STAT3 activation enhances NK-cell degranulation and cytotoxicity. Primary human NK cells were treated with 20 ng/mL of IL10 or IL21 with or without 0.1 µM of JSI-124 for 24 hours, and followed by coincubation with K562 cells for 4 hours. Target-mediated NK-cell degranulation was assessed by flow cytometry for CD107a. (A) Representative dot plot; (B) Pooled data from 3 donors. P values are shown for 2-tailed unpaired Student t tests.

Figure 5

Conditional ablation of STAT3 in murine hematopoietic cells or congenital STAT3 dysfunction in humans results in decreased basal NKG2D surface expression and decreased upregulation by STAT3-activating cytokines. (A) NK cells were isolated from the spleens of STAT3 conditional knockout and WT mice.
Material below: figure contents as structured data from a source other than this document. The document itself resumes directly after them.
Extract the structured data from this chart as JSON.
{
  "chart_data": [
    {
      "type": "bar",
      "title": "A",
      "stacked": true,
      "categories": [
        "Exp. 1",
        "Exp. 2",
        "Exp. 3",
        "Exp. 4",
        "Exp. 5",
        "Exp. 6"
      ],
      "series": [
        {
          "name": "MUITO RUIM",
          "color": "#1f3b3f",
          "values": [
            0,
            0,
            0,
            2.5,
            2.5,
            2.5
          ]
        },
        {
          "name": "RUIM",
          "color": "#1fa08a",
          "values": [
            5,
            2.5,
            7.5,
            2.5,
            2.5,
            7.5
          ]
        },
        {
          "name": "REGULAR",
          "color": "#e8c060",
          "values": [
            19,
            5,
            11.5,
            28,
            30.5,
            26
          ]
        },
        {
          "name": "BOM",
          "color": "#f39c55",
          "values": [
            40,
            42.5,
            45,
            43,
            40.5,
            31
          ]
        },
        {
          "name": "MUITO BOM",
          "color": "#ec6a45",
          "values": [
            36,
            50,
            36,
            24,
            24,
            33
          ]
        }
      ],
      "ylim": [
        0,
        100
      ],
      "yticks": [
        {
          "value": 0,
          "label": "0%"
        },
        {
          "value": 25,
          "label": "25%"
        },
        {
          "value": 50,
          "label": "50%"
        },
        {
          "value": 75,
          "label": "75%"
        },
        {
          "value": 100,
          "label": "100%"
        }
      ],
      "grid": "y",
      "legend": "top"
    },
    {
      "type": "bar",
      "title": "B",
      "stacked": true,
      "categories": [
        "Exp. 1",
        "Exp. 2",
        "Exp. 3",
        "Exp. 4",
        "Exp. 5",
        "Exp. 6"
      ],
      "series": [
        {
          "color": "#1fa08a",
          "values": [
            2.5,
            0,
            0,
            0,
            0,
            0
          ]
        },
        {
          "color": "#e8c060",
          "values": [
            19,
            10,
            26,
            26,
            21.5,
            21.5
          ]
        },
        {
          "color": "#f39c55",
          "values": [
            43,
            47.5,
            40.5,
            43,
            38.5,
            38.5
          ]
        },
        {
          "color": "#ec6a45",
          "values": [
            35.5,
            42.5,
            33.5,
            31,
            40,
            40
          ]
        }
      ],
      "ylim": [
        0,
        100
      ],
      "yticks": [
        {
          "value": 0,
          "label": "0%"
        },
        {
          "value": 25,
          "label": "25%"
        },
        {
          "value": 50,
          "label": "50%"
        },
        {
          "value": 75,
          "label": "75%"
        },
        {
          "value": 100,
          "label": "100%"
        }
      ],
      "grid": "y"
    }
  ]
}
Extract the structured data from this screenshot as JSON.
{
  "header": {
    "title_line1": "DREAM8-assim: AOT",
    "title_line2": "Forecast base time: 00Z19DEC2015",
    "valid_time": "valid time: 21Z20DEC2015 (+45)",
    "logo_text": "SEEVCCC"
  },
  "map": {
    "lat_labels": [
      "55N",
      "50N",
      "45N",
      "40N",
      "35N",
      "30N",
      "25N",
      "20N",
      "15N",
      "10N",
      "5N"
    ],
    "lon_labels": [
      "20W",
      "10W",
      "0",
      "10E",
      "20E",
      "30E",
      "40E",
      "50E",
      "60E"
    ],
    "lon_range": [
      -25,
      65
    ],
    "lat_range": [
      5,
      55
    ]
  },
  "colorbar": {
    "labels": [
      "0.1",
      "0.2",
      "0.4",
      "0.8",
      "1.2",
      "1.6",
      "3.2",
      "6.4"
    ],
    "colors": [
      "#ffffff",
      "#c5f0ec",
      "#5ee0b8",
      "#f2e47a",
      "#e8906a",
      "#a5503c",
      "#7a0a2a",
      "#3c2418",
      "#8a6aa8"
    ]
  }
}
The expression of NKG2D on NK1.1⁺ CD3⁻ splenocytes was determined by flow cytometry. PBMCs were isolated from NDs and patients with HIE and NK cells (gated on CD56⁺ CD3⁻ lymphocytes), and were assessed for baseline expression of NKG2D by flow cytometry and expressed in panel (B) as MFI, or in panel (C) as % of positive cells compared with isotype controls. (D) PBMCs were then cultured with 20 ng/mL of IL10 or IL21, and NKG2D expression determined at 24 and 48 hours. Data were obtained in 2 separate experiments by different investigators, the results of which were pooled after normalization of the 2 experiments to mean expression at 48 hours. P values for 1-tailed unpaired Student t tests are shown or designated as *P < .05; **P < .01. NS, no statistical significance. HIE sample numbers from Table 1 are indicated at the far right.

Figure 6

Phosphorylated STAT3 binds upstream of the human NKG2D gene translational start site. (A) The genomic sequence upstream of the NKG2D start site was analyzed using TFSEARCH software to identify putative STAT3 binding elements. Three potential regions were identified, with STAT3 binding elements indicated in underlined bold font. Sequences flanking the binding elements (identified in underlined font) were used as PCR primers. (B) Constitutive binding of pSTAT3 to the putative STAT3 binding sites was determined by PCR for each predicted region following co-ChIP with phosphorylated STAT3 from nonactivated primary human NK cells. (C) Enhanced binding of pSTAT3 to site 1 was assessed in response to treatment of NK cells with 20 ng/mL of IL10 or IL21, with or without JSI-124 for 24 hours. Data are representative of 2 replicate experiments.